Por Nicolás Vidal Quadras

 

Me sorprende estar en la calle y ver cómo personas mayores o, dicho de otra forma, “abuelitos”, van caminando cogidos de la mano, proyectando, con esta imagen, su larga e intensa vida juntos, llena de obstáculos y dificultades, afrontadas todas ellas con éxito o, al menos, sin que estas hayan provocado una desunión en su relación. Esta situación es, cuanto menos, satisfactoria. No es fácil estar 50 años con una misma persona, al mismo tiempo que uno va soportando todos los problemas y dificultades que viste la vida misma, así como el mero hecho de ser “humano”.

 Por otra parte, observo a las personas de mi entorno y, cómo, a muchos de ellos, especialmente jóvenes, les incomoda el hecho de pensar en una vida entera junto a otra persona y de que esto conlleve, de manera automática, un esfuerzo por ambas partes para mantener dicha relación de forma sana y estable.
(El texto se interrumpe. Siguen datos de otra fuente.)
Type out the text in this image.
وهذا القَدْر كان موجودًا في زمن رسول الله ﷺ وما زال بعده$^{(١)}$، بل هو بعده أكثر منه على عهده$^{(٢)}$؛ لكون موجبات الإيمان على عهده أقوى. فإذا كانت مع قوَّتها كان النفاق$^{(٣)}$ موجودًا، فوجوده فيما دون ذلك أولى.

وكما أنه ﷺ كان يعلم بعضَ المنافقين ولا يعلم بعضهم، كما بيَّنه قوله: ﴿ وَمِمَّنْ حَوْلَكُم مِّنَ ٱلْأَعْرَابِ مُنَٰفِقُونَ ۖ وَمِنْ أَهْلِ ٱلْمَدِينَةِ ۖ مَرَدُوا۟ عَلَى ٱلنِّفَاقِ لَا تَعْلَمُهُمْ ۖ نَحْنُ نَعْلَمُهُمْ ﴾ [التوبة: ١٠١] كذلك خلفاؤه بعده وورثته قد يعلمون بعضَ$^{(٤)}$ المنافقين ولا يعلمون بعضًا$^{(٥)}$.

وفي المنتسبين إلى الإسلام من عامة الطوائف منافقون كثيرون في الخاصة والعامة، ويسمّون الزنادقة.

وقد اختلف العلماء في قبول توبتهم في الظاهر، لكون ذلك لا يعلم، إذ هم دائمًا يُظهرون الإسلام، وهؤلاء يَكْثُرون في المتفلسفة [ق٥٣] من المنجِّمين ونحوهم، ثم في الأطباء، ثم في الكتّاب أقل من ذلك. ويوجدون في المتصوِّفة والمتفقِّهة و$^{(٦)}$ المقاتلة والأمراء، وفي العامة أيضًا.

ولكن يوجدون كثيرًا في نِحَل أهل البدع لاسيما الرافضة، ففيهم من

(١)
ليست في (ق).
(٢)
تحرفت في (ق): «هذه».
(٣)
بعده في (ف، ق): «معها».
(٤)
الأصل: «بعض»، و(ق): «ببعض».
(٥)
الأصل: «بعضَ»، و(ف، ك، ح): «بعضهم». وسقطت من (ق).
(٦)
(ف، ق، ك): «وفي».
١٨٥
Debo decir que en esta última aserción me he equivocado: a mí también me produce cierta inquietud pensar en esas cosas…

 Me pregunto por qué este discurso está tan extendido en los tiempos actuales. Todo lo que conlleva esfuerzo, responsabilidad y compromiso, está, en muchas ocasiones, mal visto. De hecho, al principio, cuando he comentado la sensación que me producía ver a personas ancianas cogidas de la mano lo he calificado como “sorprendente”, como si este suceso fuera algo inusual que ocurre en unas personas concretas y determinadas. Lo cierto es que no me he ido muy lejos con esta última frase. Cada día se producen más divorcios y menos personas son capaces de cultivar una relación de amor.
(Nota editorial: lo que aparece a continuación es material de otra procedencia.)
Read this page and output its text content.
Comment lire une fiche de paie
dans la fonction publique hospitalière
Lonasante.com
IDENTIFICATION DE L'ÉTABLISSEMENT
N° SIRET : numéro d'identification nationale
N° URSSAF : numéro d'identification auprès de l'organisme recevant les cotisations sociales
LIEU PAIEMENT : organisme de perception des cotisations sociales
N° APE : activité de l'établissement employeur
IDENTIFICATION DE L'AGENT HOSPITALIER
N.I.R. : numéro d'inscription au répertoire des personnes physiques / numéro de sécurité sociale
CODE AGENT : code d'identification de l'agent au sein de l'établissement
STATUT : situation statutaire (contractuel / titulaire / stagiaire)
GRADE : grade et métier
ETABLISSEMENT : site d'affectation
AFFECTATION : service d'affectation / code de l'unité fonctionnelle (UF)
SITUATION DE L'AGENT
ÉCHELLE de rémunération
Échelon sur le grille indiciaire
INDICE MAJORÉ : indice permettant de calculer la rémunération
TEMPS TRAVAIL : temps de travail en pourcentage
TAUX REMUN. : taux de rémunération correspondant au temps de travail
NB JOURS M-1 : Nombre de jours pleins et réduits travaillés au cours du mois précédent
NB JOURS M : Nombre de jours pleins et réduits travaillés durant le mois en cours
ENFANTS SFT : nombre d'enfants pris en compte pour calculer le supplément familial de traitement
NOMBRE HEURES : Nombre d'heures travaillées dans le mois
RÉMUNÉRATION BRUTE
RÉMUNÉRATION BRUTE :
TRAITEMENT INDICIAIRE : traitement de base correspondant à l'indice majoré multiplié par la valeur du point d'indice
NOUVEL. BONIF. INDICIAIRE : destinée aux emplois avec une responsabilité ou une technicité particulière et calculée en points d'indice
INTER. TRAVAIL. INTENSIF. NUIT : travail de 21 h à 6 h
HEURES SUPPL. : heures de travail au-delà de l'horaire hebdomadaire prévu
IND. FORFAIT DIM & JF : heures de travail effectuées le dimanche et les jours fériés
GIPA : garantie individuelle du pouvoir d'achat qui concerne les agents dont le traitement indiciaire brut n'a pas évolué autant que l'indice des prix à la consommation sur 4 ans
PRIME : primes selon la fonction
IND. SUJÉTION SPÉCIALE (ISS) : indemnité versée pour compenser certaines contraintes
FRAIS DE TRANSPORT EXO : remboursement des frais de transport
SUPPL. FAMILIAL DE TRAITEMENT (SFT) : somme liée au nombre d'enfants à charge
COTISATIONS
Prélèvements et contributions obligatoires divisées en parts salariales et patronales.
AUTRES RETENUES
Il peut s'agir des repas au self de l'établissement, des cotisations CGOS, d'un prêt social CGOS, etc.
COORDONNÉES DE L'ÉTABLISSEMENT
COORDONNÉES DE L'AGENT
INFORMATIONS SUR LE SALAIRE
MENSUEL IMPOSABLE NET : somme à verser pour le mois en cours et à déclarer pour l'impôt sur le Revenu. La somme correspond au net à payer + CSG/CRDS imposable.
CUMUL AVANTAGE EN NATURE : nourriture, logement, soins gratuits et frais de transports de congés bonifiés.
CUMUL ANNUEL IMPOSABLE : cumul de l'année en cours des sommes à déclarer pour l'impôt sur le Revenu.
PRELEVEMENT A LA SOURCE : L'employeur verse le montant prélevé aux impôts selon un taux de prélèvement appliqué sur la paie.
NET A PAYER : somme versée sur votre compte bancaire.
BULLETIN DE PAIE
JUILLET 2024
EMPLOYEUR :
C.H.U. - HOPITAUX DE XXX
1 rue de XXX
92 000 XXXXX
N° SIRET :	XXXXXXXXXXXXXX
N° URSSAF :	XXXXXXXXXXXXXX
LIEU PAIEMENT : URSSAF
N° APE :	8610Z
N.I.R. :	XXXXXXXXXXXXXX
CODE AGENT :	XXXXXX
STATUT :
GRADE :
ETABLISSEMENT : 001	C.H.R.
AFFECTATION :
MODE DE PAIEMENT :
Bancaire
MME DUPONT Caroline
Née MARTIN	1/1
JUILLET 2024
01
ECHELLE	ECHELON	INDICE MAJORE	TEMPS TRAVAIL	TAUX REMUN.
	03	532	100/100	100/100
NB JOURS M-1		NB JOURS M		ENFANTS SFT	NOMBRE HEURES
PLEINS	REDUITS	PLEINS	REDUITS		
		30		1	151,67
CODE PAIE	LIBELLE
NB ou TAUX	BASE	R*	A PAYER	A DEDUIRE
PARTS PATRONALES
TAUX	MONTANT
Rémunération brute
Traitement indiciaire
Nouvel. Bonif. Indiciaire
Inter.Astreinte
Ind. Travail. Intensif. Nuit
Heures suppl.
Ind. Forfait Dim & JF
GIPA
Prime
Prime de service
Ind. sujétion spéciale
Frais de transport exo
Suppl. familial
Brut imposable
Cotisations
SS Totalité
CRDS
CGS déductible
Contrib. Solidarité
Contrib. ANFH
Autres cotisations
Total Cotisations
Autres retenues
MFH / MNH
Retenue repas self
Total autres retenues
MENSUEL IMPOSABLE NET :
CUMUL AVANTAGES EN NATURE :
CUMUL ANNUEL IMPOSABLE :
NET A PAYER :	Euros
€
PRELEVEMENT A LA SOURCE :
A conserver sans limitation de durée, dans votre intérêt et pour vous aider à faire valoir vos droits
 Cuando me reúno o salgo de fiesta con mis amigos, y hablamos de estos temas concretos, solemos aplaudir al que consigue “ligar y ya está”, al que ha conseguido “hacerse a esa tía” que no va a volver a ver. Aunque esto sean bromas y comentarios de “colegas”, es cierto que muchas veces las personas funcionamos así, donde llevarse a una chica a la habitación se convierte y se percibe como un objetivo alcanzado. El sexo se comprende como un fin. Nos olvidamos de que somos personas, no animales. Como bien se ha dicho en muchas ocasiones, el ser humano no es una sustancia, sino, el titular de una sustancia. Desatendemos a las cualidades del ser humano que lo hacen único, y nos empezamos a comportar como meros “seres vivos”, asumiendo como funciones únicas la de apareamiento, reproducción y supervivencia de la especie.
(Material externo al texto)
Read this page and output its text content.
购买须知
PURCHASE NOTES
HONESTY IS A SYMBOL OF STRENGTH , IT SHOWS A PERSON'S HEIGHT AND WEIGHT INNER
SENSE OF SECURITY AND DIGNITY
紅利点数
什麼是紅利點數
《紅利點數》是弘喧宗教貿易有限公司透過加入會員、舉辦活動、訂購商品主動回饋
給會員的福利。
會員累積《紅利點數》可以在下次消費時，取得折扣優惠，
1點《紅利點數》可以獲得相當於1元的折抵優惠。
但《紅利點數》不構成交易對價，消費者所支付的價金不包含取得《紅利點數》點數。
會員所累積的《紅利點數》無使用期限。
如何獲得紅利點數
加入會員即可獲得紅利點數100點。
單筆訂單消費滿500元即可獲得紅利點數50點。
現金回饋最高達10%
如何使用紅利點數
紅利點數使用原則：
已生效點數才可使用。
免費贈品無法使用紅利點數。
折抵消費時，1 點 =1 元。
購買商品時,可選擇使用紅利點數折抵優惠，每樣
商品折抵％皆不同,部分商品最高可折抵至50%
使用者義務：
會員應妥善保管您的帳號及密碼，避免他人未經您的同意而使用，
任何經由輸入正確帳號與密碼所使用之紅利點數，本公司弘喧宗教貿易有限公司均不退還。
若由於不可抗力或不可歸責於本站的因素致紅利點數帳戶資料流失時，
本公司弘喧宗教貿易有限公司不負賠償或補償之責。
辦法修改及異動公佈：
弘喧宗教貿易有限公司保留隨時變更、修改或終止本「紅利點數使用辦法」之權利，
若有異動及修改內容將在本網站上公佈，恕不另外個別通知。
 Nos olvidamos de que el ser humano va más allá de lo propiamente “natural”, puede entablar una relación de amistad y puede formar una familia. La relación que existe entre un padre y un hijo no consiste únicamente en una relación de consanguinidad, sino que es una relación más profunda. En definitiva, somos capaces de entablar relaciones interpersonales, esto es, entre personas.

 Al mismo tiempo, como bien he explicado antes, la idea de entablar una relación responsable con otra persona durante tanto tiempo a veces da un poco de “cringe” (grima), ¿para qué casarme o estar con otra persona si puedo ser libre y disfrutar con la chica que me apetezca? Esta idea de entrega se configura como una falta de libertad y un “hacerse prisionero”, como algo que simplemente no deja a uno disfrutar de la vida. El sexo pasa a ser un ideal y el amor un impedimento.

 En conclusión, siento que se da poco valor a lo que conlleva ser un ser humano, y a lo que nos diferencia de las demás especies vivas. A menudo, rebajamos nuestras cualidades y naturaleza, simplemente por comodidad y conveniencia, porque parece mucho más fácil vivir así. En este sentido muchas veces somos egoístas. Vemos el sexo como un fin, en vez de como un medio. Simplemente hay que recurrir a las fuentes de conocimiento propias del ser humano, como la intuición, para saber que algo va mal, que no está funcionando. De la misma forma que a un padre y a un hijo les une la sangre, pero también “algo más”, el sexo y el amor no pueden estar separados, sino que se complementan.